Small, independent companies are already struggling to compete, since they have less efficient ordering and delivery processes. Increased prices – even by 2% – may be enough to tip their customers back into their Amazon Prime subscription. As well as a levy on online purchases, there is also the suggestion of a tax on deliveries of online goods.

Again, here the hyper-efficient infrastructure of online giants means that the impact of this tax will be easily absorbed, for example by economies of scale (multiple items being included in a single delivery and only being taxed once).

If the government wants to implement an 'Amazon tax', why not just do that? Amazon, like Sunak, has had a 'good crisis' with Bezos's personal wealth surpassing $200 billion. While no one wants to jeapordise the much-needed 27,500 Amazon jobs in the UK, the government should not be held to ransom.

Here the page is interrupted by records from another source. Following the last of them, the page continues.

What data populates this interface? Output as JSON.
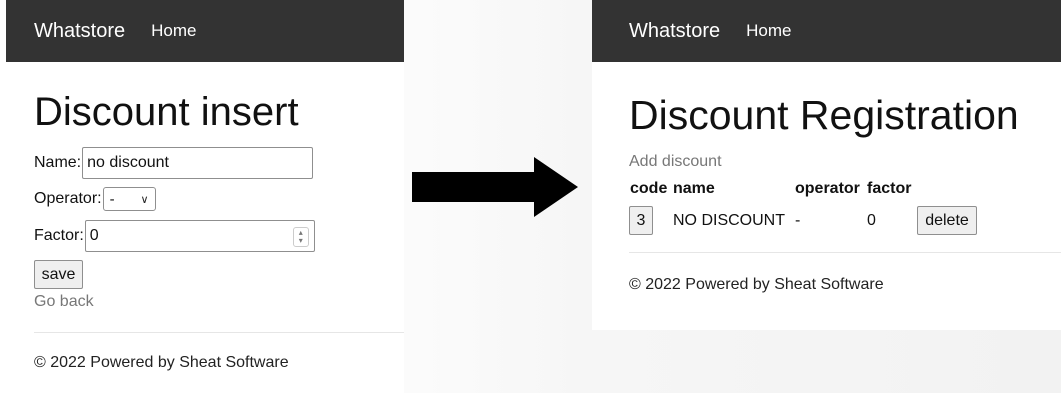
{
  "left": {
    "navbar": {
      "brand": "Whatstore",
      "home": "Home"
    },
    "title": "Discount insert",
    "form": {
      "name_label": "Name:",
      "name_value": "no discount",
      "operator_label": "Operator:",
      "operator_value": "-",
      "factor_label": "Factor:",
      "factor_value": "0",
      "save_label": "save"
    },
    "go_back": "Go back",
    "footer": "© 2022 Powered by Sheat Software"
  },
  "right": {
    "navbar": {
      "brand": "Whatstore",
      "home": "Home"
    },
    "title": "Discount Registration",
    "add_link": "Add discount",
    "table": {
      "headers": [
        "code",
        "name",
        "operator",
        "factor"
      ],
      "rows": [
        {
          "code": "3",
          "name": "NO DISCOUNT",
          "operator": "-",
          "factor": "0",
          "action": "delete"
        }
      ]
    },
    "footer": "© 2022 Powered by Sheat Software"
  },
  "icons": {
    "arrow": "right-arrow-icon",
    "select_chevron": "chevron-down-icon",
    "number_spinner": "spinner-icon"
  },
  "colors": {
    "navbar_bg": "#333333",
    "navbar_text": "#ffffff",
    "muted_link": "#777777",
    "button_bg": "#efefef"
  }
}
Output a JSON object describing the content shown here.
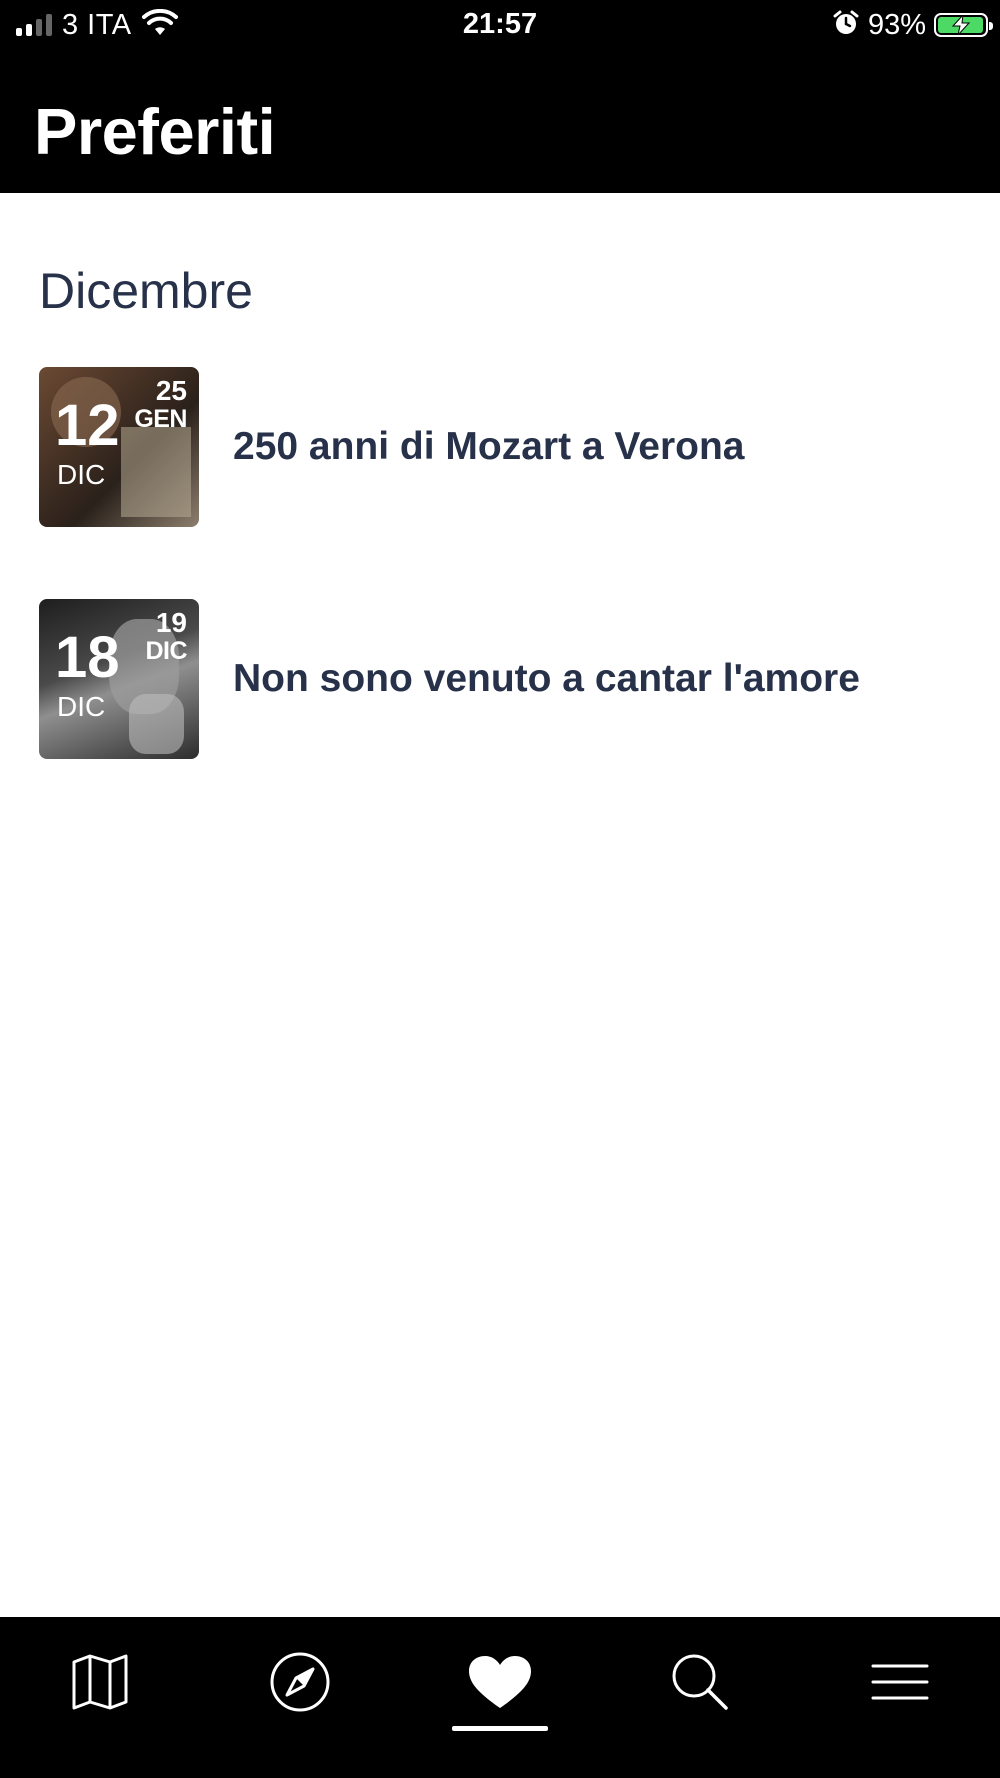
{
  "status_bar": {
    "carrier": "3 ITA",
    "time": "21:57",
    "battery_percent": "93%",
    "signal_bars_active": 2,
    "signal_bars_total": 4,
    "battery_color": "#4cd964"
  },
  "header": {
    "title": "Preferiti"
  },
  "section": {
    "title": "Dicembre"
  },
  "events": [
    {
      "title": "250 anni di Mozart a Verona",
      "start_day": "12",
      "start_month": "DIC",
      "end_day": "25",
      "end_month": "GEN"
    },
    {
      "title": "Non sono venuto a cantar l'amore",
      "start_day": "18",
      "start_month": "DIC",
      "end_day": "19",
      "end_month": "DIC"
    }
  ],
  "tab_bar": {
    "items": [
      {
        "icon": "map-icon",
        "active": false
      },
      {
        "icon": "compass-icon",
        "active": false
      },
      {
        "icon": "heart-icon",
        "active": true
      },
      {
        "icon": "search-icon",
        "active": false
      },
      {
        "icon": "menu-icon",
        "active": false
      }
    ]
  },
  "colors": {
    "header_bg": "#000000",
    "text_primary": "#27324a",
    "tab_bar_bg": "#000000"
  }
}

Corporation tax currently sits at 19% in the UK. In 2020, Amazon paid £6 million in corporation tax (which is based on profit), despite making £13 billion in sales – a tax rate of 0.0005%. If we want to reduce the deficit, a simple place to start is to demand that companies like Amazon pay the tax they owe.

The pandemic has created a wave of entrepreneurialism in Britain. Necessity is the mother of invention, and with many Brits being placed on furlough or facing unemployment, 2020 has been a record year of new business creation, with an additional 84,758 businesses being set up in 2020 compared to 2019. We should be doing everything we can to help those businesses grow, not slapping them with new taxes.